The combined implementation process is:

When data is first written to the storage device, the storage device can determine the virtual offset corresponding to the storage offset of the data according to the above formula (1). At this time, the correspondence between the storage offset and the virtual offset can be regarded as It is represented by the formula (1), and there is no need to record the corresponding relationship between the two in the storage device. After the data is migrated, the storage offset corresponding to the virtual offset of the data changes. At this time, the correspondence between the virtual offset of the data and the migrated storage offset can be written into the mapping table. When the data needs to be read, the storage device may first determine whether a mapping table of the virtual offset and the storage offset currently exists, and if it exists, further determine whether there is a virtual offset of the data in the mapping table. The storage offset corresponding to the virtual offset is the storage offset of the data. If there is no virtual offset of the data, or there is no mapping table of the virtual offset and the storage offset, you can follow The above formula (1) determines the storage offset corresponding to the virtual offset of the data. At this time, the correspondence between the storage offset and the virtual offset can be regarded as represented by the formula (2).

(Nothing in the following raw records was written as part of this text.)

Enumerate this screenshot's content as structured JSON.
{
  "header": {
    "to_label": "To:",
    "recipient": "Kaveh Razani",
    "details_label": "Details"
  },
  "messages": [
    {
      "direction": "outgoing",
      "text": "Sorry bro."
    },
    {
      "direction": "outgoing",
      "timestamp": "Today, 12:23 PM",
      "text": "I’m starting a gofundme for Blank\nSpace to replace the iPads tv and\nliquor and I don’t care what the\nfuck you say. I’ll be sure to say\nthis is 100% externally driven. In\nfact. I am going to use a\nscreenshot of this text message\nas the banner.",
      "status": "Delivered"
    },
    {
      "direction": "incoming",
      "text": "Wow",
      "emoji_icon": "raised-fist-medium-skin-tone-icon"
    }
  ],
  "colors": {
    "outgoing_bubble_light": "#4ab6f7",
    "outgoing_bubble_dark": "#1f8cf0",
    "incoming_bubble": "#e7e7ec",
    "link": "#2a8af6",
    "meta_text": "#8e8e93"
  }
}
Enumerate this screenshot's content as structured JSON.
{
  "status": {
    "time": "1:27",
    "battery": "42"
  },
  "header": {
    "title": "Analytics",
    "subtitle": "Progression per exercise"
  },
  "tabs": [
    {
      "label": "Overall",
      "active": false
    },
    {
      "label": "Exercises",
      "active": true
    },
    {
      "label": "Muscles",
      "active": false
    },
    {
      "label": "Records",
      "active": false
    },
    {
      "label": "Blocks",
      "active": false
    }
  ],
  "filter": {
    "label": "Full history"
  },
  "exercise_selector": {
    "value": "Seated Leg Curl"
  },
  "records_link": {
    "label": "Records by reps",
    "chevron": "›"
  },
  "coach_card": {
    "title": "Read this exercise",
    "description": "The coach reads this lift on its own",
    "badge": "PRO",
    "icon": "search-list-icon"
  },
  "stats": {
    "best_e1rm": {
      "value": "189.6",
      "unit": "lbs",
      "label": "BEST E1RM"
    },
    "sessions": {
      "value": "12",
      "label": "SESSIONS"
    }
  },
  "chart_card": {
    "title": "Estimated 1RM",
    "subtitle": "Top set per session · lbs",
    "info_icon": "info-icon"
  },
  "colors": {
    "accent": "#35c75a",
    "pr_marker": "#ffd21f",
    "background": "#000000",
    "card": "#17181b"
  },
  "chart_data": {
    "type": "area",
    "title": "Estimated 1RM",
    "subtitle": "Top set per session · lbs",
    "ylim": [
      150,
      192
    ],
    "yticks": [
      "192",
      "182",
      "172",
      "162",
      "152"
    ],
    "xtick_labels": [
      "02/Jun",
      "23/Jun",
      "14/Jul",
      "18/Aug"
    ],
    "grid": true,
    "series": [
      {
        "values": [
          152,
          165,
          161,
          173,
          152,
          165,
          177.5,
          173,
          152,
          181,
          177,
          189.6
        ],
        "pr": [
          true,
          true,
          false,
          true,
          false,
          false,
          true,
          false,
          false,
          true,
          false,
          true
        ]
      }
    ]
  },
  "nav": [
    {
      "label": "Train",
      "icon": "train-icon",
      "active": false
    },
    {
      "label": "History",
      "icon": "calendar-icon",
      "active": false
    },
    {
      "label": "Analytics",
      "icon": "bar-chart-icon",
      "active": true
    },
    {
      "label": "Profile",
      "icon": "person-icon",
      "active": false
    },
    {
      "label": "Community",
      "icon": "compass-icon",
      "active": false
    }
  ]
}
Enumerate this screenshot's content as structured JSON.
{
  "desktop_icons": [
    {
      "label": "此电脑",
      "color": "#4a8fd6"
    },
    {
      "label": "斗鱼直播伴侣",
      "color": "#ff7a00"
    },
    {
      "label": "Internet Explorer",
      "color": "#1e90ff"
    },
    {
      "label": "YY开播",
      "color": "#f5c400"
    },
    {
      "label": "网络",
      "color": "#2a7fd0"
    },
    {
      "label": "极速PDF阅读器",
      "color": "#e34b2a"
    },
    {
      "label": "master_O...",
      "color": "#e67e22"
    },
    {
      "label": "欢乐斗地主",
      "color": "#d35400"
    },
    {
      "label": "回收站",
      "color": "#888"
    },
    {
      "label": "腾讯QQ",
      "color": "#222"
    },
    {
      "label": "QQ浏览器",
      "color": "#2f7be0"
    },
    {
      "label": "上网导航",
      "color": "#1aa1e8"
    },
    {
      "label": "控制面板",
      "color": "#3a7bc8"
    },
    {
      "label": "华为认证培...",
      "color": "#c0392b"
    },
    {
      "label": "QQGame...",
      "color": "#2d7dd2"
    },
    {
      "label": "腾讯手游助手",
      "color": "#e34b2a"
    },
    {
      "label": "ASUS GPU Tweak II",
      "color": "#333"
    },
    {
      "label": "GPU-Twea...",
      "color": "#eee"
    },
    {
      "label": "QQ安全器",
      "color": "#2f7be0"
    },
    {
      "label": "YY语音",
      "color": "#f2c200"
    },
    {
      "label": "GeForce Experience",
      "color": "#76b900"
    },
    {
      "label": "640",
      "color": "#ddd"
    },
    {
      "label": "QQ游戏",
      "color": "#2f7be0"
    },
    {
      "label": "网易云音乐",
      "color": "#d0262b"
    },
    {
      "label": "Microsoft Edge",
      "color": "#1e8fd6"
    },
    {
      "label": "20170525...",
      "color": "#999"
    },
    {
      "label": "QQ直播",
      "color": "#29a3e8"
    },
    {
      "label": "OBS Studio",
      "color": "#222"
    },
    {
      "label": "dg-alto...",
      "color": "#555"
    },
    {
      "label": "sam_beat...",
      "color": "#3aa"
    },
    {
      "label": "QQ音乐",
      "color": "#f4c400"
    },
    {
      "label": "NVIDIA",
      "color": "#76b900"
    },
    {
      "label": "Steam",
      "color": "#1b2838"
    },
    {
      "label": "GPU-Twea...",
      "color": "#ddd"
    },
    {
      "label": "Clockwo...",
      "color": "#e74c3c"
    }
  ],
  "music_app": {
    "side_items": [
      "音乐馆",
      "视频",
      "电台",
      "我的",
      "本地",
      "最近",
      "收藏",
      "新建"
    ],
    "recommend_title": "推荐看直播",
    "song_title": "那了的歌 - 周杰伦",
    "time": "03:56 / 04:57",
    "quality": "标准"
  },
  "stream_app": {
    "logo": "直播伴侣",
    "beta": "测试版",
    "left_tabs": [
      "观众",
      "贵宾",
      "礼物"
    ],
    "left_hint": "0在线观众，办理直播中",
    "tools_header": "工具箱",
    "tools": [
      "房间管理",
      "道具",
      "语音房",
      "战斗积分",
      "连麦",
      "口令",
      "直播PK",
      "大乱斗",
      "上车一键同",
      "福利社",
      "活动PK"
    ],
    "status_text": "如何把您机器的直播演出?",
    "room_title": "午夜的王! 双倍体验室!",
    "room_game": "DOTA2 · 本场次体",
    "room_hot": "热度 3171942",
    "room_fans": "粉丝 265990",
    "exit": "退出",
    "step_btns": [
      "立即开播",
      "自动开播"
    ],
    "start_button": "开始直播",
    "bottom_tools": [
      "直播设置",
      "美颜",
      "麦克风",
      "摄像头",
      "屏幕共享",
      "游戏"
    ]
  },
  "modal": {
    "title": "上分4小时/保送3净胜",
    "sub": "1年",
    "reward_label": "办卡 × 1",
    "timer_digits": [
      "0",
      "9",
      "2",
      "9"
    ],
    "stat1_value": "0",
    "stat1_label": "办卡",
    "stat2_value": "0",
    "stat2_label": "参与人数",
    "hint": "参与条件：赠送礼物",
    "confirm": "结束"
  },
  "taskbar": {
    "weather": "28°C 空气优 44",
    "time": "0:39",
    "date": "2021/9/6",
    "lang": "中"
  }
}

The optional representations of the storage address and the virtual address of the data and the optional representations of the mapping relationship between the storage address and the virtual address are explained above. In a specific implementation process, the storage device may store data according to the foregoing optional representation manner, and establish a mapping relationship corresponding to the data.

The following continues to use the example in the corresponding description of FIG. 1 to describe data storage and the establishment of a mapping relationship in the embodiment of the present application.

Assume that a file BB.doc is saved in the file system, and the storage location of the file BB.doc is “/AA/BB.doc”, then FIG. 3 is the storage structure of the file BB.doc in the tree structure of the file system As shown in FIG. 3, the first layer of the tree structure, that is, the root, is the identifier of the virtual area of the root directory and the virtual offset. The mapping relationship between the identifier of the virtual area and the storage area is stored in the first mapping table, and the mapping relationship between the virtual offset and the storage offset is stored in the second mapping table or expressed by a formula. Through these two mapping relationships, the storage device can know the storage area and storage offset of the root directory "/". The content stored in the storage area and the storage address determined by the storage offset is the tree. The content of the second layer of the shape structure includes the identifier of the virtual area of "AA" and the virtual offset, and the mapping relationship between the identifier of the virtual area and the storage area is stored in the first mapping table, and the virtual offset The mapping relationship with the storage offset is stored in the second mapping table or expressed by a formula. Through these two mapping relationships, the storage device can know the storage area and storage offset of "AA". The content stored in the storage area and the storage address determined by the storage offset is a tree structure. The content of the third layer, which includes the identification of the virtual area of "BB.doc" and the virtual offset, the storage device continues to follow the mapping relationship, and finally obtains the storage address of "BB.doc".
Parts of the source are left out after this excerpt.